A local MCP server that lets Claude manage your Huly issues, time tracking, and planner.
huly-mcp connects Claude to a self-hosted Huly instance over the Model Context Protocol. You point it at your instance, and Claude can read your issues, see what you are scheduled to work on right now, log time, change status, and leave comments, all from a normal conversation. It runs locally as a small Node process and authenticates as you.
This project is an experiment in AI-maintained open source: autonomously built, tested, and refined by AI with human oversight.
The server exposes a focused set of tools rather than one for every Huly feature:
| Tool | What it does |
|---|---|
current_issue |
The issue scheduled in your planner for right now (the active calendar work slot covering the current time), falling back to the next upcoming slot. |
list_issues |
Your assigned issues, open by default, filterable by project and status. |
get_issue |
Full detail for one issue: description, status, estimate, time spent, time logs, and comments. |
plan_issue |
Add an issue to your planner and optionally schedule it onto your calendar. Scheduling an issue moves it to In Progress, so this doubles as "start working on this." |
log_time |
Record actual time spent on an issue. |
edit_time_log / delete_time_log |
Amend or remove a time entry. |
set_estimate |
Set or change an issue's estimated hours. |
update_issue |
Change status, priority, assignee, title, or due date, and optionally leave a comment in the same call. |
comment |
Post a comment on an issue. |
week_summary |
Hours logged this week against a weekly budget (10 hours by default). |
create_issue |
Create a new issue in a project. |
list_projects |
List the projects in the workspace. |
Requires Node.js 20 or newer.
git clone https://github.com/nvms/huly-mcp.git
cd huly-mcp
npm install
The server reads four environment variables:
| Variable | Meaning |
|---|---|
HULY_URL |
The base URL of your Huly instance, for example https://huly.example.com/. |
HULY_EMAIL |
Your Huly login email. |
HULY_PASSWORD |
Your Huly password. |
HULY_WORKSPACE |
The workspace URL name (the slug in the workspace URL, not its display name). |
Add the server to your MCP client configuration. For Claude Desktop or Claude Code, that looks like:
{
"mcpServers": {
"huly": {
"command": "node",
"args": ["/absolute/path/to/huly-mcp/src/index.js"],
"env": {
"HULY_URL": "https://huly.example.com/",
"HULY_EMAIL": "you@example.com",
"HULY_PASSWORD": "your-password",
"HULY_WORKSPACE": "your-workspace"
}
}
}
}The connection is made lazily on the first tool call, so the server starts even if the instance is briefly unreachable, and a dropped connection reconnects on the next request.
A read-only smoke check confirms the server can reach your instance and read your data without changing anything. Copy the env template, fill it in, and run it:
cp .env.example .env
# edit .env with your values
node --env-file=.env scripts/smoke.js
It prints your identity, projects, open issues, current planner slot, and week summary, then exits. It never creates, updates, or deletes anything.
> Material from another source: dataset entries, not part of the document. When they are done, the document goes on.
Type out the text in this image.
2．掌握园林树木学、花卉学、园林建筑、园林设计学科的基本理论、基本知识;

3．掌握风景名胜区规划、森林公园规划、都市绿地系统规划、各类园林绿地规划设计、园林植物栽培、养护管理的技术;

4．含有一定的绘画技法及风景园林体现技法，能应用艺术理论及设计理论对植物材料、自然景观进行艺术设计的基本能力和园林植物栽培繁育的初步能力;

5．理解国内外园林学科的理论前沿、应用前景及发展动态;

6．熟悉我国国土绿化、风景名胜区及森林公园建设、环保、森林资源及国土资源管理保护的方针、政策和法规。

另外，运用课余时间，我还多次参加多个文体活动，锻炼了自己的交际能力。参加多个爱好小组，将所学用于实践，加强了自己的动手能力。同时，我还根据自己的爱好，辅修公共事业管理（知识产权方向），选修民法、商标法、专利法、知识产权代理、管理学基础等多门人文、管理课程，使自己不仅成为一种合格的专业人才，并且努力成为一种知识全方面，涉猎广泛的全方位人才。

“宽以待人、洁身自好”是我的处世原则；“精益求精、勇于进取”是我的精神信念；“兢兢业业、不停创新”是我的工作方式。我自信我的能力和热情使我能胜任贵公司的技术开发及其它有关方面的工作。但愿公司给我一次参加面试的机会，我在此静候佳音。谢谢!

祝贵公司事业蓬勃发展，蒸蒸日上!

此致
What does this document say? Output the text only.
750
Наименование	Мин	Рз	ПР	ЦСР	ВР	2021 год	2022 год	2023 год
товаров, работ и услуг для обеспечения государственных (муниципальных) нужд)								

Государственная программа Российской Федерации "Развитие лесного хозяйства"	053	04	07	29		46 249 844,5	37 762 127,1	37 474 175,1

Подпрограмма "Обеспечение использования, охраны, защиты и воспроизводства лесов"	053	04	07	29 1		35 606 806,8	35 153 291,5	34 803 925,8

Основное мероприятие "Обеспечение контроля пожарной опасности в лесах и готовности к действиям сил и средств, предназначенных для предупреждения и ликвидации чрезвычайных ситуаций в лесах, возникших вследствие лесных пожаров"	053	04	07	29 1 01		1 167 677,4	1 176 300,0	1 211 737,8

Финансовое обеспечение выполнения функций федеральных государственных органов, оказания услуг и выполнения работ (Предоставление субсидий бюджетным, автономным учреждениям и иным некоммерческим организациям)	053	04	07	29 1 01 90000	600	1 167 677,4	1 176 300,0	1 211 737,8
Once connected, you talk to Claude normally:
- "What should I be working on right now?" reads your planner and tells you the issue scheduled for the current time.
- "Show me my open issues" lists what is assigned to you.
- "What does AFS-4 say?" reads the issue, including its description and any comments left for you.
- "Grab IQ-4 from the backlog and start on it" schedules it into your planner, which moves it to In Progress.
- "Log 90 minutes against IQ-7 for the search work" records the time; the issue's reported time updates automatically.
- "How many hours have I logged this week?" totals your time against your weekly budget.
- "Mark IQ-7 done and add a note that the limit is now 30" changes the status and posts the comment in one step.
Because the server authenticates as you, every comment and change is attributed to your account.
huly-mcp talks to Huly's transactor and account services directly, so it works across the 0.6 and 0.7 lines without depending on a version-specific high-level client. Identity, issues, time tracking, comments, and the planner all behave the same way.
One capability depends on the server version: writing an issue's rich-text description requires the collaborator service, which is only compatible on newer instances. When the running instance does not accept a description write, create_issue and update_issue preserve the text you provided by posting it as a comment instead, and tell you they did so. Reading descriptions works on every version.